Überraschende Erbgutanalyse Die Vielfalt der Mexikaner

Bunte Vielfalt: Unterschied so groß wie zwischen Europäern und Asiaten
Foto: HENRY ROMERO/ REUTERSStanford - Die Mexikaner sind ein buntes Völkchen - genetisch betrachtet. Die Unterschiede zwischen einigen von ihnen seien so groß wie zwischen Europäern und Asiaten, berichten Forscher im Fachmagazin "Science" . Dies spiegele die Hunderte bis Tausende Jahre währende Isolation einzelner Populationen wider.
Für ihre Studie untersuchten die Forscher um Andrés Moreno-Estrada von der Stanford University das Erbgut von mehr als 1000 Menschen mexikanischer Herkunft. Dazu zählten Vertreter 20 indigener und 11 ethnisch gemischter Populationen mit mexikanischen, europäischen und afrikanischen Vorfahren - sogenannten Mestizen. Die Forscher berücksichtigen fast eine Million winzige Abweichungen im Aufbau der DNA, Single Nucleotide Polymorphism - kurz SNP - genannt.
Die Wissenschaftler fanden heraus, dass sich die indigene Bevölkerung Mexikos genetisch entlang einer Achse von Nordwest nach Südost aufspaltet. Je weiter die Populationen räumlich voneinander entfernt lagen, desto stärker unterschied sich ihr Erbgut. So waren die Unterschiede zwischen den Seri an der Nordküste des Golfs von Kalifornien und den Lacandon im Süden des Landes etwa so groß wie zwischen Europäern und Chinesen.
Spanische Wurzeln
Bei den Menschen ethnisch gemischter Herkunft fanden die Forscher erwartungsgemäß Kennzeichen der jeweiligen Vorfahren im Erbgut.

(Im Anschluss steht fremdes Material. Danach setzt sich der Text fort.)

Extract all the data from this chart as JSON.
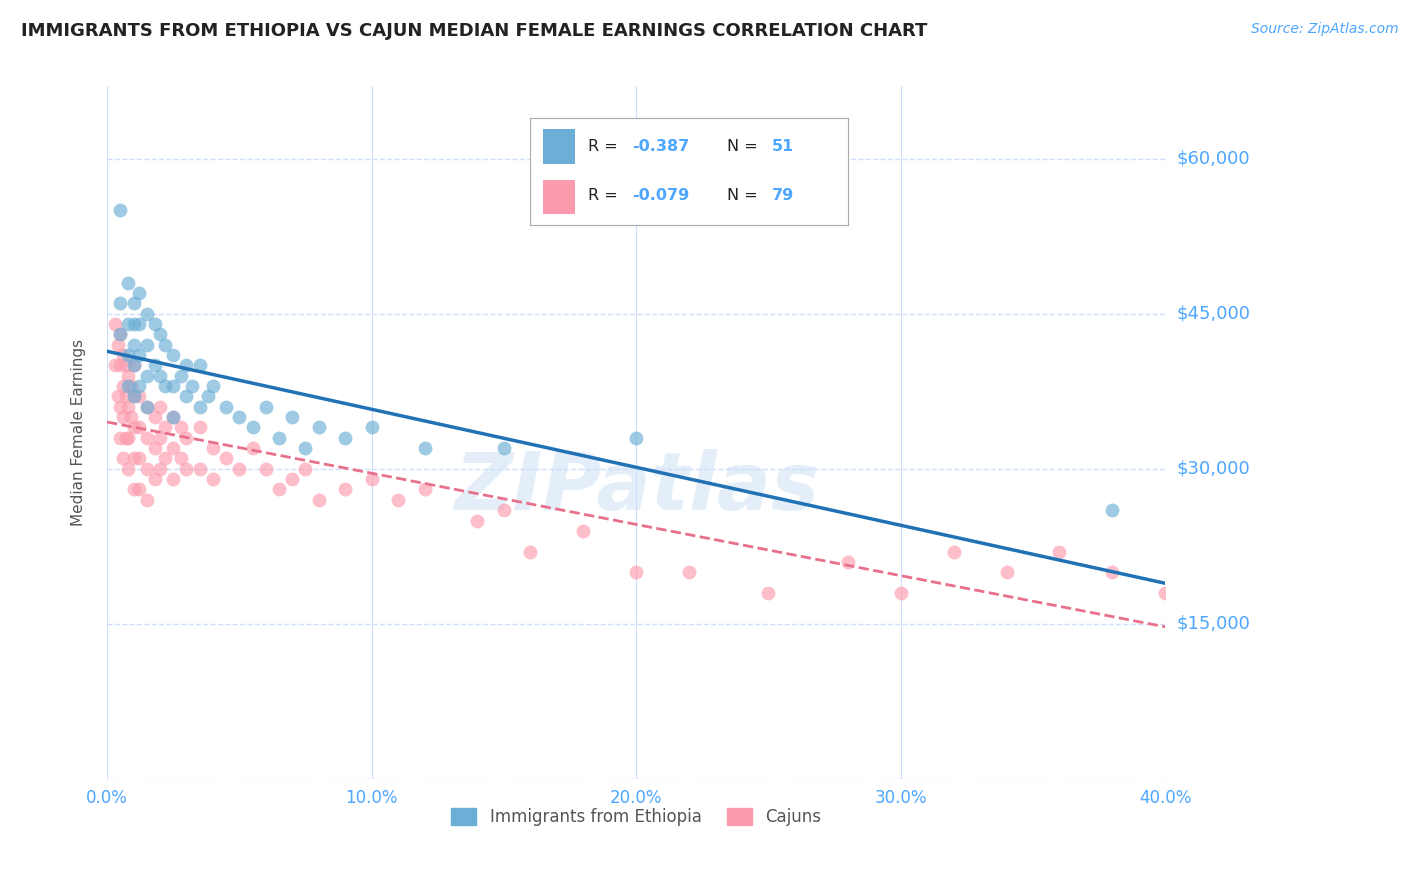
{
  "title": "IMMIGRANTS FROM ETHIOPIA VS CAJUN MEDIAN FEMALE EARNINGS CORRELATION CHART",
  "source": "Source: ZipAtlas.com",
  "ylabel": "Median Female Earnings",
  "xlim": [
    0.0,
    0.4
  ],
  "ylim": [
    0,
    67000
  ],
  "yticks": [
    0,
    15000,
    30000,
    45000,
    60000
  ],
  "ytick_labels": [
    "",
    "$15,000",
    "$30,000",
    "$45,000",
    "$60,000"
  ],
  "xticks": [
    0.0,
    0.1,
    0.2,
    0.3,
    0.4
  ],
  "xtick_labels": [
    "0.0%",
    "10.0%",
    "20.0%",
    "30.0%",
    "40.0%"
  ],
  "blue_R": -0.387,
  "blue_N": 51,
  "pink_R": -0.079,
  "pink_N": 79,
  "blue_color": "#6baed6",
  "pink_color": "#fc9bad",
  "blue_line_color": "#2171b5",
  "pink_line_color": "#e8708a",
  "legend_label_blue": "Immigrants from Ethiopia",
  "legend_label_pink": "Cajuns",
  "watermark": "ZIPatlas",
  "title_fontsize": 13,
  "axis_color": "#4da6ff",
  "background_color": "#ffffff",
  "grid_color": "#ccddff",
  "blue_x": [
    0.005,
    0.005,
    0.005,
    0.008,
    0.008,
    0.008,
    0.008,
    0.01,
    0.01,
    0.01,
    0.01,
    0.01,
    0.012,
    0.012,
    0.012,
    0.012,
    0.015,
    0.015,
    0.015,
    0.015,
    0.018,
    0.018,
    0.02,
    0.02,
    0.022,
    0.022,
    0.025,
    0.025,
    0.025,
    0.028,
    0.03,
    0.03,
    0.032,
    0.035,
    0.035,
    0.038,
    0.04,
    0.045,
    0.05,
    0.055,
    0.06,
    0.065,
    0.07,
    0.075,
    0.08,
    0.09,
    0.1,
    0.12,
    0.15,
    0.2,
    0.38
  ],
  "blue_y": [
    46000,
    43000,
    55000,
    48000,
    44000,
    41000,
    38000,
    46000,
    44000,
    42000,
    40000,
    37000,
    47000,
    44000,
    41000,
    38000,
    45000,
    42000,
    39000,
    36000,
    44000,
    40000,
    43000,
    39000,
    42000,
    38000,
    41000,
    38000,
    35000,
    39000,
    40000,
    37000,
    38000,
    40000,
    36000,
    37000,
    38000,
    36000,
    35000,
    34000,
    36000,
    33000,
    35000,
    32000,
    34000,
    33000,
    34000,
    32000,
    32000,
    33000,
    26000
  ],
  "pink_x": [
    0.003,
    0.003,
    0.004,
    0.004,
    0.005,
    0.005,
    0.005,
    0.005,
    0.006,
    0.006,
    0.006,
    0.006,
    0.007,
    0.007,
    0.007,
    0.008,
    0.008,
    0.008,
    0.008,
    0.009,
    0.009,
    0.01,
    0.01,
    0.01,
    0.01,
    0.01,
    0.012,
    0.012,
    0.012,
    0.012,
    0.015,
    0.015,
    0.015,
    0.015,
    0.018,
    0.018,
    0.018,
    0.02,
    0.02,
    0.02,
    0.022,
    0.022,
    0.025,
    0.025,
    0.025,
    0.028,
    0.028,
    0.03,
    0.03,
    0.035,
    0.035,
    0.04,
    0.04,
    0.045,
    0.05,
    0.055,
    0.06,
    0.065,
    0.07,
    0.075,
    0.08,
    0.09,
    0.1,
    0.11,
    0.12,
    0.14,
    0.15,
    0.16,
    0.18,
    0.2,
    0.22,
    0.25,
    0.28,
    0.3,
    0.32,
    0.34,
    0.36,
    0.38,
    0.4
  ],
  "pink_y": [
    44000,
    40000,
    42000,
    37000,
    43000,
    40000,
    36000,
    33000,
    41000,
    38000,
    35000,
    31000,
    40000,
    37000,
    33000,
    39000,
    36000,
    33000,
    30000,
    38000,
    35000,
    40000,
    37000,
    34000,
    31000,
    28000,
    37000,
    34000,
    31000,
    28000,
    36000,
    33000,
    30000,
    27000,
    35000,
    32000,
    29000,
    36000,
    33000,
    30000,
    34000,
    31000,
    35000,
    32000,
    29000,
    34000,
    31000,
    33000,
    30000,
    34000,
    30000,
    32000,
    29000,
    31000,
    30000,
    32000,
    30000,
    28000,
    29000,
    30000,
    27000,
    28000,
    29000,
    27000,
    28000,
    25000,
    26000,
    22000,
    24000,
    20000,
    20000,
    18000,
    21000,
    18000,
    22000,
    20000,
    22000,
    20000,
    18000
  ]
}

In Übereinstimmung mit der Geschichte der spanischen Eroberung Mexikos gab es bei einigen Untersuchten genetische Merkmale, die typisch für Spanier auf dem europäischen Festland sind.
Darüber hinaus wurden jedoch auch Merkmale der mexikanischen Vorfahren entdeckt, und zwar jeweils entsprechend der regionalen Herkunft innerhalb des Landes. "Wir waren wirklich fasziniert von diesem Ergebnis, weil wir erwartet hatten, dass 500 Jahre Völkerwanderung, Immigration und Durchmischung das Signal der vor-kolumbianischen Bevölkerungsstruktur ausgelöscht hätten", erläutert Studienleiter Carlos Bustamante von der Stanford-Universität.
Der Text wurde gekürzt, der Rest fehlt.